Club CUBC Men
Year of Birth 2001
What are you studying? Engineering
What is the most interesting part of your course? Do you have any professional or academic plans after? Learning about sustainable engineering and the important role of engineers in a sustainable future.
Future ambitions? I’ve got another two years at Cambridge after this year so I’ll be pushing to get as high up in the squad as I can. Once I’ve left Cambridge I think I’ll give track cycling a go as it’s great fun.
How do you balance rowing and academic life? Time management and lots of it. The main thing is getting stuff done before deadlines so if I have a rough day and don’t want to work I have some leeway.
When did you start rowing, and why? First year of secondary school, J14. My dad rowed when he was at school and encouraged me to do the same. I went to one of the school taster sessions and really enjoyed it. Since then I’ve been hooked.
What was your first club? St Paul’s School Boat Club.
What is your favourite part of rowing for Cambridge? Being able to train day in day out with such a driven and incredibly fun group of guys. It’s a very different experience to rowing at school. There’s such a wide range of people, different ages and rowing backgrounds. Everyone brings something unique to the squad.
What’s your rowing history, and what has been your biggest achievement so far? I slowly climbed the ranks at my school boat club, from J14 C octo to first eight in my last year. My biggest achievement was winning champ eights at Nat Schools in a record time.
Have you raced in the Boat Race before? If yes, when? Sadly no. I was in last year’s third eight, but sadly our fixture against Oxford was cancelled like the Boat Race due to coronavirus.
Your favourite race so far? Even though we lost, the Saturday of Henley against Scotch College in the St Paul’s first eight was an incredible race. The noise from the crowds was unreal, I couldn’t hear our cox for the last 500m. It was such a close race and we fought incredibly hard, just wish we had managed to win.
Do you have any race day habits or superstitions? No superstitions but music is an important tool in my preparation. I use it as an escape from the nerves and distractions early on in the day, then as a way to really focus myself and get in the zone for what’s about to happen.
Your sporting idol? Freddie Davidson went to the same school as me and was always someone to look up to for most of us Paul’s boys. He was not the biggest guy in last year’s squad but he was insanely fit and rowed very well, always setting the example for the rest of us.
If you could have any sportsperson in your crew, who would it be? The famous William Legge of 2020 3V glory. Certainly not the biggest or fittest of guys, but his chat alone was enough to make any boat fly.
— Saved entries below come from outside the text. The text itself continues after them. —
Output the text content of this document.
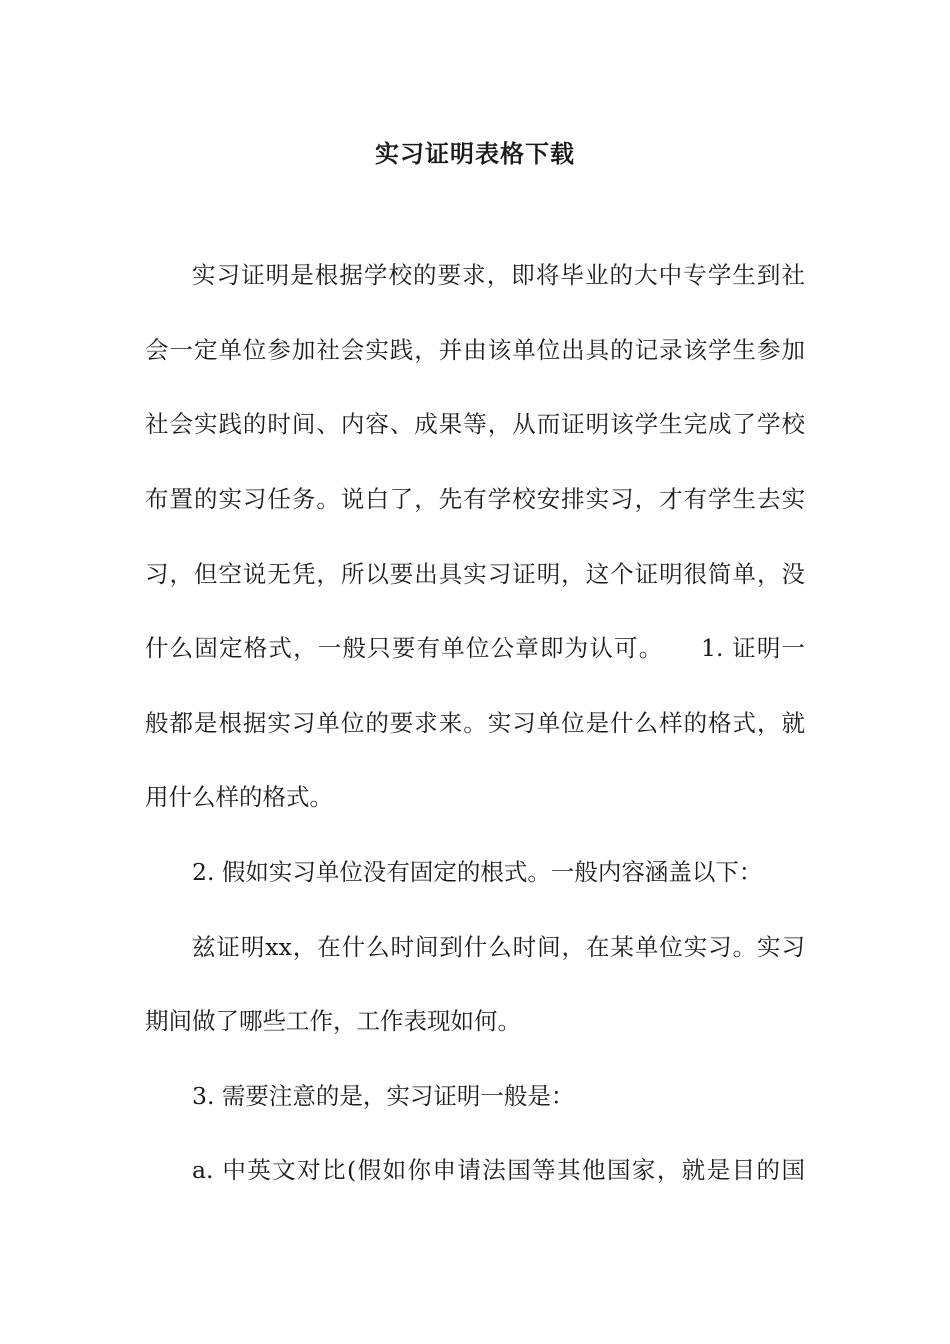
实习证明表格下载
实习证明是根据学校的要求，即将毕业的大中专学生到社
会一定单位参加社会实践，并由该单位出具的记录该学生参加
社会实践的时间、内容、成果等，从而证明该学生完成了学校
布置的实习任务。说白了，先有学校安排实习，才有学生去实
习，但空说无凭，所以要出具实习证明，这个证明很简单，没
什么固定格式，一般只要有单位公章即为认可。　　1. 证明一
般都是根据实习单位的要求来。实习单位是什么样的格式，就
用什么样的格式。
2. 假如实习单位没有固定的根式。一般内容涵盖以下：
兹证明xx，在什么时间到什么时间，在某单位实习。实习
期间做了哪些工作，工作表现如何。
3. 需要注意的是，实习证明一般是：
a. 中英文对比(假如你申请法国等其他国家，就是目的国
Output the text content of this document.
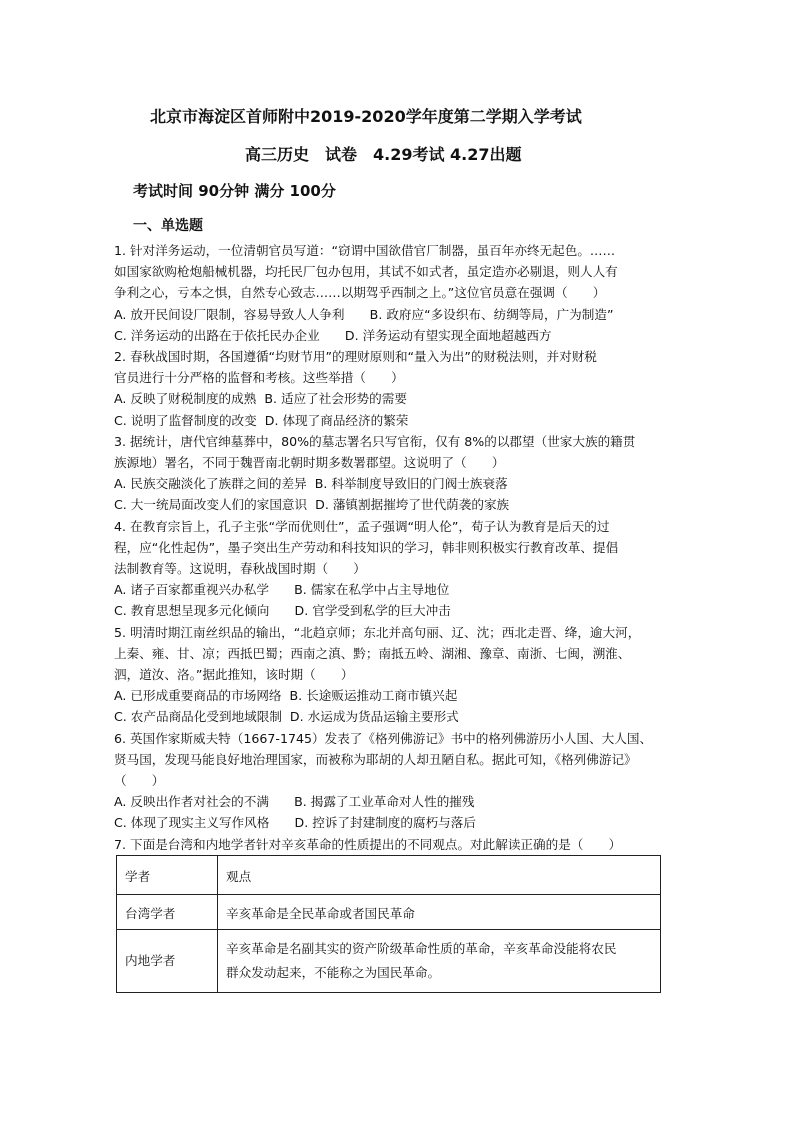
北京市海淀区首师附中2019-2020学年度第二学期入学考试
高三历史　试卷　4.29考试 4.27出题
考试时间 90分钟 满分 100分
一、单选题

1. 针对洋务运动，一位清朝官员写道：“窃谓中国欲借官厂制器，虽百年亦终无起色。……

如国家欲购枪炮船械机器，均托民厂包办包用，其试不如式者，虽定造亦必剔退，则人人有

争利之心，亏本之惧，自然专心致志……以期驾乎西制之上。”这位官员意在强调（　　）

A. 放开民间设厂限制，容易导致人人争利　　B. 政府应“多设织布、纺绸等局，广为制造”

C. 洋务运动的出路在于依托民办企业　　D. 洋务运动有望实现全面地超越西方

2. 春秋战国时期，各国遵循“均财节用”的理财原则和“量入为出”的财税法则，并对财税

官员进行十分严格的监督和考核。这些举措（　　）

A. 反映了财税制度的成熟  B. 适应了社会形势的需要

C. 说明了监督制度的改变  D. 体现了商品经济的繁荣

3. 据统计，唐代官绅墓葬中，80%的墓志署名只写官衔，仅有 8%的以郡望（世家大族的籍贯

族源地）署名，不同于魏晋南北朝时期多数署郡望。这说明了（　　）

A. 民族交融淡化了族群之间的差异  B. 科举制度导致旧的门阀士族衰落

C. 大一统局面改变人们的家国意识  D. 藩镇割据摧垮了世代荫袭的家族

4. 在教育宗旨上，孔子主张“学而优则仕”，孟子强调“明人伦”，荀子认为教育是后天的过

程，应“化性起伪”，墨子突出生产劳动和科技知识的学习，韩非则积极实行教育改革、提倡

法制教育等。这说明，春秋战国时期（　　）

A. 诸子百家都重视兴办私学　　B. 儒家在私学中占主导地位

C. 教育思想呈现多元化倾向　　D. 官学受到私学的巨大冲击

5. 明清时期江南丝织品的输出，“北趋京师；东北并高句丽、辽、沈；西北走晋、绛，逾大河，

上秦、雍、甘、凉；西抵巴蜀；西南之滇、黔；南抵五岭、湖湘、豫章、南浙、七闽，溯淮、

泗，道汝、洛。”据此推知，该时期（　　）

A. 已形成重要商品的市场网络  B. 长途贩运推动工商市镇兴起

C. 农产品商品化受到地域限制  D. 水运成为货品运输主要形式

6. 英国作家斯威夫特（1667-1745）发表了《格列佛游记》书中的格列佛游历小人国、大人国、

贤马国，发现马能良好地治理国家，而被称为耶胡的人却丑陋自私。据此可知，《格列佛游记》

（　　）

A. 反映出作者对社会的不满　　B. 揭露了工业革命对人性的摧残

C. 体现了现实主义写作风格　　D. 控诉了封建制度的腐朽与落后

7. 下面是台湾和内地学者针对辛亥革命的性质提出的不同观点。对此解读正确的是（　　）

学者	观点
台湾学者	辛亥革命是全民革命或者国民革命
内地学者	辛亥革命是名副其实的资产阶级革命性质的革命，辛亥革命没能将农民
群众发动起来，不能称之为国民革命。
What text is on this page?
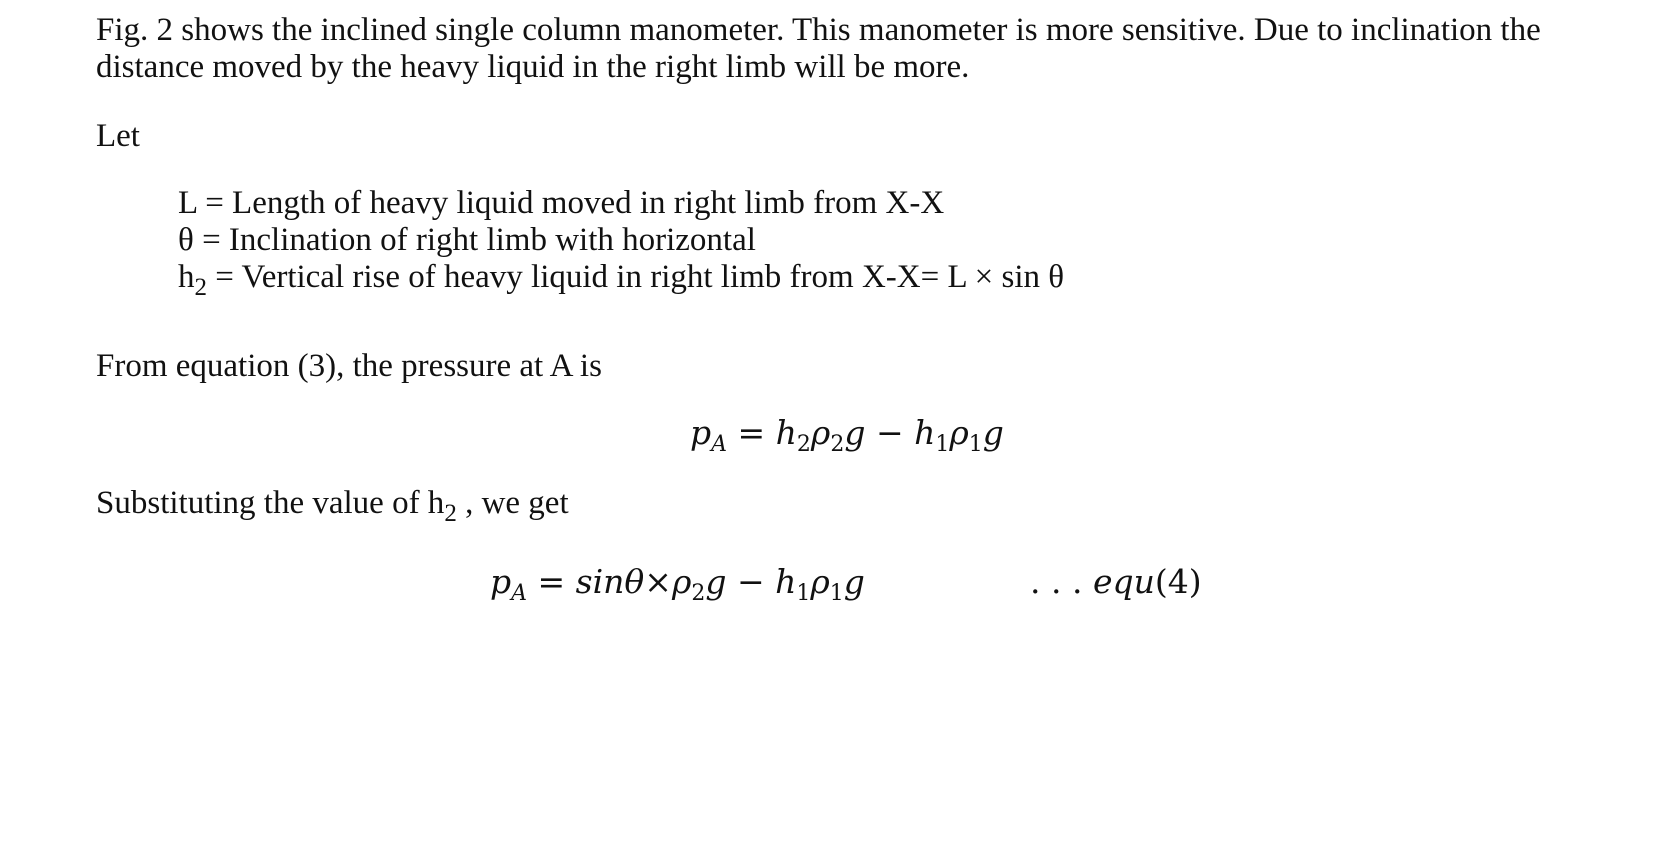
Fig. 2 shows the inclined single column manometer. This manometer is more sensitive. Due to inclination the
distance moved by the heavy liquid in the right limb will be more.

Let

L = Length of heavy liquid moved in right limb from X-X
θ = Inclination of right limb with horizontal
$h_2$ = Vertical rise of heavy liquid in right limb from X-X= L × sin θ

From equation (3), the pressure at A is

$p_A = h_2\rho_2g - h_1\rho_1g$

Substituting the value of $h_2$ , we get

$p_A = \sin\theta\times\rho_2g - h_1\rho_1g$	. . . equ(4)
What gets you through a tough session? Do you have a mantra, rituals? Music is a really important motivator for me. Especially during the long boring lockdown UT2s, a banging playlist is essential to get you through. On the water you draw motivation from the guys around you. You know every one of them is putting 100% in to go as quick as they can, so you’ve just got to do the same for them.
Any hobbies, other interests outside rowing? Over the first lockdown I really got into road cycling. It’s a great form of cross training and an excellent excuse to meet up with mates and go exploring. I found it really helpful during lockdown to get out and about and explore new places.
How do you motivate yourself and your teammates, especially with Covid restrictions? For me it’s always about taking each day as it comes and doing what you can in the moment to improve yourself and get faster. Long UT2s on your own are hard, especially when you’re having a rough day, but remembering why you’re doing them and what it’s all for keeps you going.